At the moment, I've been adding some apple sauce into her beet pulp and psyllium to try to get her to eat it, to somewhat mixed success. She's like a girl with an eating disorder who always leaves something left on the plate - she always leaves something left in her bucket, no matter how much I give her. 

Under saddle, she's been feeling pretty good. I started her on a daily dose of Previcox and she seems to be more comfortable on her hocks. She's still on her forehand much more than she used to be, but she also doesn't get ridden enough to be strong enough to carry herself the way she used to. 

This is most definitely what Phantom would rather be doing these days.

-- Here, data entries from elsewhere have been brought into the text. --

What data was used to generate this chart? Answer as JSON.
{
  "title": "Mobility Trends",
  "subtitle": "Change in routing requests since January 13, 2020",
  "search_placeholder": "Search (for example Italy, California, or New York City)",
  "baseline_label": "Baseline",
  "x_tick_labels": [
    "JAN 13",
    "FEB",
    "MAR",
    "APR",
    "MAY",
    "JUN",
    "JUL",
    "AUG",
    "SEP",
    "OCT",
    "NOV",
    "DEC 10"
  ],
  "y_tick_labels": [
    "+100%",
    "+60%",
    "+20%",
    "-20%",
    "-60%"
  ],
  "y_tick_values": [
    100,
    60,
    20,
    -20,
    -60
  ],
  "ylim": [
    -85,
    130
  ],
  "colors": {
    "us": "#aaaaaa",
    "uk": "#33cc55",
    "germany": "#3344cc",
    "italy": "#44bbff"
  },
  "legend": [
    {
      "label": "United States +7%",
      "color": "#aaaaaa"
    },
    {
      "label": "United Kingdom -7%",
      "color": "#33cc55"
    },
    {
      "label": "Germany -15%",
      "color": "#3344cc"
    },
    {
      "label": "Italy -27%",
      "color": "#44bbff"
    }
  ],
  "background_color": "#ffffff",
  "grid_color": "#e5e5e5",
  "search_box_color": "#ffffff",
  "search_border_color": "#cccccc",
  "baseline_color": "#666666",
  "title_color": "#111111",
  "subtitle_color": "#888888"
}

I rode her on Tuesday and she felt amazing - especially her right lead canter. It was uphill and relaxed and I could have ridden it for miles. (Not really - I would have died after the first mile.) Thursday's ride - we couldn't get that feeling again. We just kind of do whatever she is feeling good about doing - some rides we canter, some we don't, and some we barely get out of walk. Since she's been given the regular Previcox dose, she's been feeling good pretty on the regular.

One other possibly not great thing has popped up - I might have found her first melanoma.

A couple of days before she had her teeth done I discovered a pea-sized and shaped lump in her chin groove. I asked the dental vet to have a feel of it and if it is something I need to get investigated. He didn't flat out say it was or it wasn't, more keep an eye on it, if it grows get it checked out, or have my regular vet have a look at it when Phantom sees them next. The good news is that it seems to not be attached to anything except skin. The vet was more at her age and as long as it doesn't start growing quickly, don't stress about it.

Of course, I'll totally stress about it!

(Sorry if the post title is a little click-baity - I was having a hard time thinking of a title and liked the alliteration.)


  1. ah these odd lumps on gray horses. They are so worrying. I took a photo of Carmen's so I could keep my eye on it and see if it changed in size over time.

    1. I always get the vets to feel any new lumps and bumps and have for years. I don't think this one is photographable (although I did think of it) as it's in the kinda wrinkly and very movable skin under her chin. I need to try to o ly once a week or so - feeling it daily is probably going to make it harder to realize if it has changed.

  2. Sophie's not a cheap drunk either and makes life for the vet interesting. Sending positive thoughts that mystery bump stays the same and minds it's own business.

    1. These mares that think they are being treated unfairly!

  3. oh man, charlie was on the 'every six months' schedule with the dentist for the first few years i owned him, and is only now just kinda baaaarely once a year. i don't really know why, i just do what the guy recommends! glad you've got a dentist that can travel to you now, tho -- that makes it so much easier! and fingers crossed everything is ok with Phantom's lump!

    1. My old gelding went through a few years in his tweens of needing 6 month dental check-ups. But I remember the vet using handfloats to take off a few sharp edges - without needing to sedate the horse! That would definitely not be Phantom!